At ARC the Musée d’Art moderne de la Ville de Paris is presenting Flux, the first French retrospective of the work of David Altmejd. The exhibition includes unshown and older pieces, together with his most recent and certainly most ambitious monumental sculpture, The Flux and The Puddle (2014).
The exhibition is a work in its own right, with creatures sometimes combining the anthropomorphic and the animal: half-vegetable, half-mineral hybrids that play with the architecture of the museum as they spin out their arachnoid labyrinths. Altmejd’s approach to sculpture is characterised by its wide variety of materials and a longstanding interest in the natural sciences and architecture.
Altmejd works in direct contact with psychic flux. In his ‘definitive dreamer’s’ world action and consciousness merge: he dominates the grotesque and the abject, combines aesthetics and ‘glamour’ and uses his sculptures to explore the worlds of dream and nightmare, mingled with fascination and terror.
The exhibition features a group of deliberately contradictory artistic accomplishments, while the flow of light from countless natural and artificial sources is split by mirrors, shattered or intact according to the sculptor’s whim. Close to the cinematic worlds of David Cronenberg and David Lynch, and marked like many artists of his generation by the works of Matthew Barney, Altmejd combines mystical and alchemical elements with an aesthetic torn between structure and dispersion. A theatre of shapes and organs in gestation, and of crystals in formation, his work functions by strata, patiently assembling timeless sediments in a sudden, exhilarating, dreamlike explosion.

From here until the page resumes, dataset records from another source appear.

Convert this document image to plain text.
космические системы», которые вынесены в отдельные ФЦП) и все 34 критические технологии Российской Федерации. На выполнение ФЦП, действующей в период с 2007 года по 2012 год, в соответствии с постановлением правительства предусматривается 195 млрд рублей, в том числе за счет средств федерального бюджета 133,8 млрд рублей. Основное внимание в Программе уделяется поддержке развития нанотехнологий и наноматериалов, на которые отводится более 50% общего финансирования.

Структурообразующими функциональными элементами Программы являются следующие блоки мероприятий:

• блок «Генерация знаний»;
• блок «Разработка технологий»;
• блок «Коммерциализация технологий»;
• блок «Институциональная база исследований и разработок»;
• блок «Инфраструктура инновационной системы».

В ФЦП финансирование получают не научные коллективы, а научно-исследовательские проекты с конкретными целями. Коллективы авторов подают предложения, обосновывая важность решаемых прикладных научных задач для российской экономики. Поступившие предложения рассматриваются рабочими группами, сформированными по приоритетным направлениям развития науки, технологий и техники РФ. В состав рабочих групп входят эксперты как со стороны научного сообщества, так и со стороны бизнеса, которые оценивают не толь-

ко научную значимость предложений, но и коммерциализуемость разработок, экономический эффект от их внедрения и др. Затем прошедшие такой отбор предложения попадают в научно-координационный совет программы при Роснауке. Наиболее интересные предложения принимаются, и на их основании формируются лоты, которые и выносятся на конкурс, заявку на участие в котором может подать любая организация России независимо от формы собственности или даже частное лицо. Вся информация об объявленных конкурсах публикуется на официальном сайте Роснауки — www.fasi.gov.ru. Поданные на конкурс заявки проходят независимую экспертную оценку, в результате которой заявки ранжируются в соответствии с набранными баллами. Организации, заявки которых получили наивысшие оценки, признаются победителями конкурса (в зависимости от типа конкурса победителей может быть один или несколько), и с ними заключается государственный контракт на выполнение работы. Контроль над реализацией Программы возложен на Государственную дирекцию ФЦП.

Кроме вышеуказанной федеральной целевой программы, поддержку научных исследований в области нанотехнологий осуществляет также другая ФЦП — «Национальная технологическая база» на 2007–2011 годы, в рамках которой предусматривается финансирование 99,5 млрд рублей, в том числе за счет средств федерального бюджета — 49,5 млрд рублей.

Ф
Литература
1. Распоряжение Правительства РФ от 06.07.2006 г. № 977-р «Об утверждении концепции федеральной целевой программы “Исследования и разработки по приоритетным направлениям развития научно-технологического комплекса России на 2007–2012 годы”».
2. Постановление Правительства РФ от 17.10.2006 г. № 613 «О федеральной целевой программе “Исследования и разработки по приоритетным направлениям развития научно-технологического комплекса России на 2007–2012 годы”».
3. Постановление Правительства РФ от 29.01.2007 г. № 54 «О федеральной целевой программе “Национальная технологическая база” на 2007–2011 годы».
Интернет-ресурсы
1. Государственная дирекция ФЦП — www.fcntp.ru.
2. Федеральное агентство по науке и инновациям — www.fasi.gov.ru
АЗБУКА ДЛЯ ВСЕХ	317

David Altmejd was born in Montreal in 1974. He lives and works in New York. After studying visual arts at the University of Quebec in Montreal, where he majored in drawing and painting, he graduated as a sculptor in 1998. Fascinated by biology and the cinema of the fantastic, he moved to New York and in 2001 took out a fine arts degree at Columbia University. In 2007 he represented Canada at the 52nd Venice Biennale with his installation The Index and showed at the Istanbul and Whitney Biennials in 2003 and 2004 respectively.